Another serious threat to area jobs and our local economy is the risk of Boeing looking for facilities that don’t out-prioritize their operations at Paine Field like commercial air service would.

Boeing has already moved their corporate offices to Chicago and a new 787 production line to South Carolina. Why would we want to provide yet another reason for Boeing to look at moving the production facilities of their most advanced airliners elsewhere?

Fortunately, Save Our Communities has tirelessly led the campaign to educate people on the true threats to our quality of life and economic well being that commercial air service at Paine Field will ultimately create.

If you’re not on SOC’s email list, you owe it to yourself to sign up now at They also have a wealth of information on their website, including the economic impact of Paine Field (Boeing and aerospace manufacturing) at $19.4 billion compared to SeaTac’s $11.4 billion.

The city of Mukilteo is also unanimous among the City Council and administration in the fight against commercial air service and protecting Boeing and aerospace design and manufacturing in our region.

The city has retained a top-notch attorney and committed the budget necessary to work smart to ensure our community and economy is protected now and into the future.

The 2013 Mukilteo budget has also been approved by the council by a vote of 5-2 with Councilmember Steve Schmalz and myself voting no.

(It was entertaining to watch the subtle squirming that was taking place when one of the councilmembers necessary for the budget to pass showed up an hour late.)

In the end, the budget was passed pretty much as presented, void of any council Finance Committee input (the proposed agenda was proposed and rejected in February, and then a balanced budget resolution was proposed and dismissed a couple of months later).

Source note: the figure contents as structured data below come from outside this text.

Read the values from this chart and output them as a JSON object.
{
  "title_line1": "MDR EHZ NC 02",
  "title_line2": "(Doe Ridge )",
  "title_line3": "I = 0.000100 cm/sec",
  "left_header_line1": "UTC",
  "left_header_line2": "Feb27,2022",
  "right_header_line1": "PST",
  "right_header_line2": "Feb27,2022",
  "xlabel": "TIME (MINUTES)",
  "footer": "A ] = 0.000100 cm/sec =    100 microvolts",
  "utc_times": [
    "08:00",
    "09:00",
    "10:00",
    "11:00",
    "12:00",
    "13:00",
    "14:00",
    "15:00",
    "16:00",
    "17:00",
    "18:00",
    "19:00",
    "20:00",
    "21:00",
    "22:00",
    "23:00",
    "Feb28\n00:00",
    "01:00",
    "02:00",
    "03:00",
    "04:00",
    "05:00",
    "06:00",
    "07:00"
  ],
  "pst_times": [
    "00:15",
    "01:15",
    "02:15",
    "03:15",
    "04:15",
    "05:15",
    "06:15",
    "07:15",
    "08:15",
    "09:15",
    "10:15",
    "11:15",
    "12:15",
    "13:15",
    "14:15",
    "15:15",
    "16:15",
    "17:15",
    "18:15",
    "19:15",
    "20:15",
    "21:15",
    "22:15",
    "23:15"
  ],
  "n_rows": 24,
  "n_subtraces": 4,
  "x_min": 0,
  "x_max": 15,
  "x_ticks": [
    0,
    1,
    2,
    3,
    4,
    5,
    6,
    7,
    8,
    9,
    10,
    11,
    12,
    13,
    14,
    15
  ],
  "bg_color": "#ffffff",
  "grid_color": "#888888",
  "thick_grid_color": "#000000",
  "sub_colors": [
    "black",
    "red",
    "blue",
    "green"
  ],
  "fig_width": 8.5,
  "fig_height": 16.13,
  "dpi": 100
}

I did attempt to respond to the residents who asked that the hours the Rosehill Community Center was open on weekends be expanded like other community centers.

After a fair amount of research, I proposed extending the open hours to the public by 16 hours per week. Considering the operating budget has Mukilteo taxpayers subsidizing the community center by more than $200,000 in 2013 (it’s actually more like $300,000-$350,000 if you look at the actual expenses).

Add in another $900,000 per year to pay off the bond and, after the wedding revenue, I thought $24,000 was a bargain to swing the community center pendulum back toward the community.

It would have been an even better bargain had the council decided to charge market rates for weddings when proposed at the beginning of the year. I was wrong.

In all fairness, after the idea was pooh-poohed, the council is planning yet another “work session” (I’ve more appropriately named them “sales sessions”) to “discuss” the matter further.

After having been thrown under the community center bus continuously over the past couple of years, I’m not interested in continuing the agony.

After the 2013 budget was adopted, at the last meeting we had the fourth quarter budget amendment and approved an additional $106,800 in Police and Fire department overtime alone.

Although a big chunk of the overtime occurred near the beginning of the year, the administration chose to wait until December to let the council know they went over budget and ask us to approve what had already been spent.

I suppose I was in denial because after making a stink about this inappropriate process from the administration, I voted to approve the budget amendment as proposed! Whaaat?

Finally, to wrap up 2012, I had three resident requests to follow up on at the last council meeting. Previously, I would raise these issues at the beginning of the meeting before staff who could answer the questions would leave.

Curiously, the title on the agenda had been changed from “Reports from Mayor and Council” to “Mayor and Council Committee Reports.”

After confirming with the mayor that indeed the intent was to move some of the inquiries previously made on behalf of our residents to the end of the meeting, I graciously asked to be heard during the next item on the agenda titled “Citizen Comments.”

After all, one doesn’t lose their citizen status when they become a councilmember.

The preceding feature is published the second Wednesday of each month for The Beacon and is the opinion of Kevin Stoltz and may or may not represent the views of the Mukilteo City Council.